Hace más de una década, también, decidí llevar adelante mis relaciones -todas, no solamente las románticas- en lo que podemos pensar como poliamor no jerárquico. O sea, mis amigxs son tan importantes como mis vínculos románticos o mi familia sanguínea.
La señora inglesa de 43 años con la que estoy saliendo lleva sus relaciones de la misma forma.
Con todo y a pesar de todo esto ¿por qué me tiembla tanto la estructura cada vez que el amor pasa?
Creo que principalmente porque carezco de representaciones, de ideas, de palabras para poder pensar las relaciones sexo afectivas o románticas. Y ustedes podrán decir: “Con todo lo que leíste ¿no se te ocurre nada?”. Sí, se me ocurre, pero para mis pacientes.
Porque cuando se trata de mí, me encuentro luchando contra aquellas primeras ideas que otrxs usaron para hablar de mí, con las que me armaron: mi nombre, mi cuerpo, la idea misma de quién soy.
Esas ideas y representaciones también dicen sobre lxs otrxs y sobre la forma de vincularme con esxs otrxs. Dicen sobre lo que es deseable, lo que es bueno, lo que es imposible y lo que es malo.
Eso significó que pensar en relaciones implicara necesariamente la monogamia, la heterosexualidad y la jerarquía (porque un amigx jamás podría ser pensado en el mismo nivel que una pareja). Relaciones con un único objetivo: exclusividad, convivencia y reproducción.
Crecí en Lambaré, un barrio pegado a Asunción, la capital de Paraguay. Ahí cuando la gente se enteraba a través de La Lela, la almacenera, que alguna chica se iba a casar con un hombre todo era festejo. Para mi madre y mi abuela, las mujeres solas que me criaron, aparecía una luz de esperanza: quizás a mi hermana y a mi también algún día nos tocara la suerte de que alguien, un hombre, nos quisiera tanto como para pedirnos matrimonio y nos diera una casa y le diéramos hijos.
A mis 35 años, cuando no quiero ser madre, me atraen las personas queer. No quiero convivir con nadie y mi deseo más grande es un doctorado. Carezco de palabras para pensar el amor, para pensar este amor que sí me pasa, pero que no tiene traducción al guaraní.

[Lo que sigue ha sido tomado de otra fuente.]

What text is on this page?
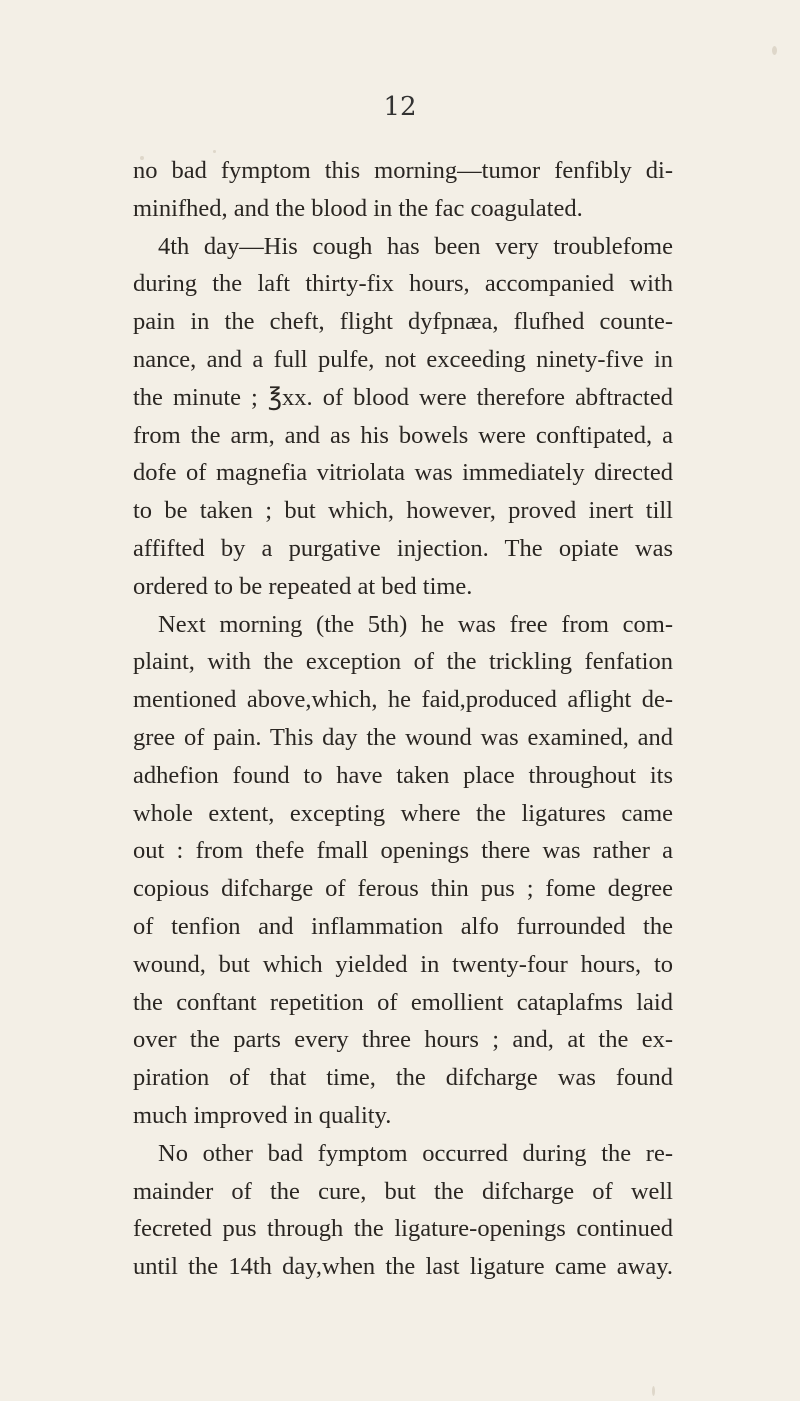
12
no bad fymptom this morning—tumor fenfibly di-
minifhed, and the blood in the fac coagulated.
4th day—His cough has been very troublefome
during the laft thirty-fix hours, accompanied with
pain in the cheft, flight dyfpnæa, flufhed counte-
nance, and a full pulfe, not exceeding ninety-five in
the minute ; ℥xx. of blood were therefore abftracted
from the arm, and as his bowels were conftipated, a
dofe of magnefia vitriolata was immediately directed
to be taken ; but which, however, proved inert till
affifted by a purgative injection. The opiate was
ordered to be repeated at bed time.
Next morning (the 5th) he was free from com-
plaint, with the exception of the trickling fenfation
mentioned above,which, he faid,produced aflight de-
gree of pain. This day the wound was examined, and
adhefion found to have taken place throughout its
whole extent, excepting where the ligatures came
out : from thefe fmall openings there was rather a
copious difcharge of ferous thin pus ; fome degree
of tenfion and inflammation alfo furrounded the
wound, but which yielded in twenty-four hours, to
the conftant repetition of emollient cataplafms laid
over the parts every three hours ; and, at the ex-
piration of that time, the difcharge was found
much improved in quality.
No other bad fymptom occurred during the re-
mainder of the cure, but the difcharge of well
fecreted pus through the ligature-openings continued
until the 14th day,when the last ligature came away.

En su libro “En caso de amor. Psicopatología de la Vida Amorosa”, la filósofa y psicoanalista Anne Dufourmantelle nos habla de las lealtades infantiles: esas ideas, esos lugares, esos destinos en los que quedamos ubicados en la infancia y a los que aún somos leales.
Pienso que para hacer posible esta relación hoy tengo que traicionar a las palabras que me nombraron. Traicionar esas lealtades y ser subversiva, revolucionaria. Exponerme al riesgo de que me nombren otras cosas y ocupar espacios nuevos en los que el amor, cualquiera sea, tenga la forma y el nombre que tenga, me atraviese.